Halibut, wood boats share festival honors

Warm autumn skies draw crowds to learn more about halibut and build wooden boats

Under sunny autumn skies, the 24th annual Wooden Boat Festival and Alaska Marine Conservation Council’s Halibut Festival joined forces Sept. 8-11 in Homer, to sing sea chanteys, hear fish poetry, build wooden boats, and enjoy a community fish fry.

It was the second year for the Homer Halibut Festival and sponsors, organized by the Alaska Marine Conservation Council, opted to celebrate along with the Kachemak Bay Wooden Boat Society.

The festival, under warm, cloudless skies, began on Sept. 8 with the 2016  CoastWalk, in which citizen volunteers adopt a section of the Kachemak Bay shoreline to survey changes, collect data on marine life and human impact, and clean up litter and marine debris.

The event recognizes Homer as the halibut capital of the world and the importance of halibut to the culture, economy and people of the community, said Kelly Harrell, executive director of AMCC.

Next stop was an evening of sea shanties, tall tales and fish poetry with the Kachemak Bay Wooden Boat Society at Homer’s famous Salty Dawg saloon.

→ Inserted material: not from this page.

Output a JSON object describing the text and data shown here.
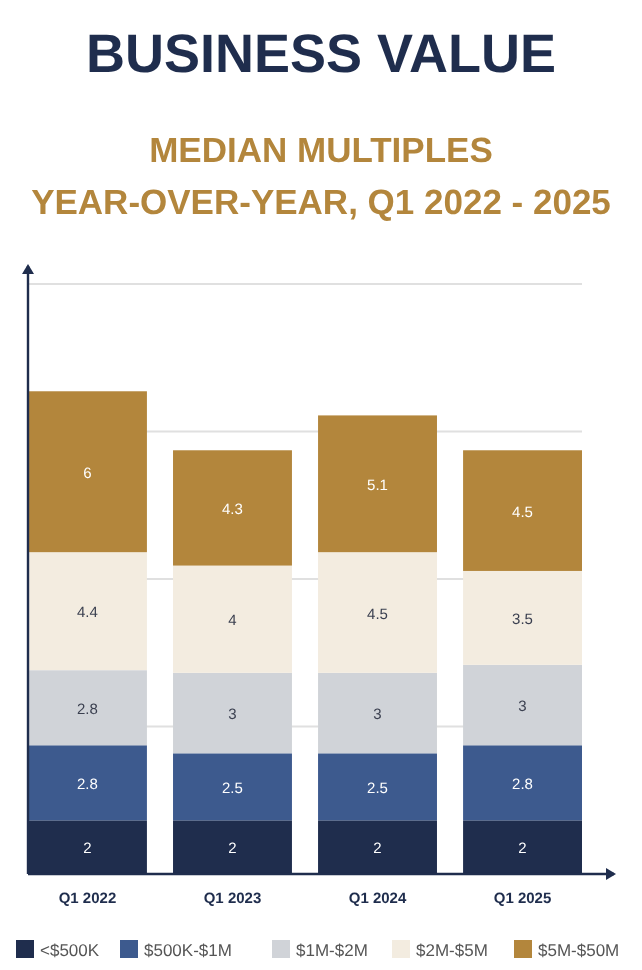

On Sept. 9, volunteers set up the festival shelter and wood stove behind the Pier One Theater on the Homer Spit, in advise of an evening reception at the Islands and Oceans Visitor Center, featuring a halibut ecology talk by Claude Dykstra of the International Pacific Halibut Commission, and a viewing of the film “Tordenskjold” about one of the North Pacific’s historical wooden halibut schooners.


The Wooden Boat Festival on the Homer Spit on Sept. 10 drew a crowd of wooden boat aficionados to watch boat builders at work, and for families to help their youngsters build and paint their own little wooden boats. The Alaska Marine Conservation Council offered a free community fish fry during the afternoon, complete with cole slaw and potato salad made with food donated by local fishermen and farmers.

Then it was on to Alice’s Champagne Palace for a dinner, auction and dancing. Live and silent auction items, including repurposed buoys donated and decorated by Alaskan artists, were auctioned off to benefit KBWBS and AMCC.

The festivities concluded on Sept. 11 with the Halibut Hustle 5K fun run and the conclusion of the Wooden Boat Festival on the Spit.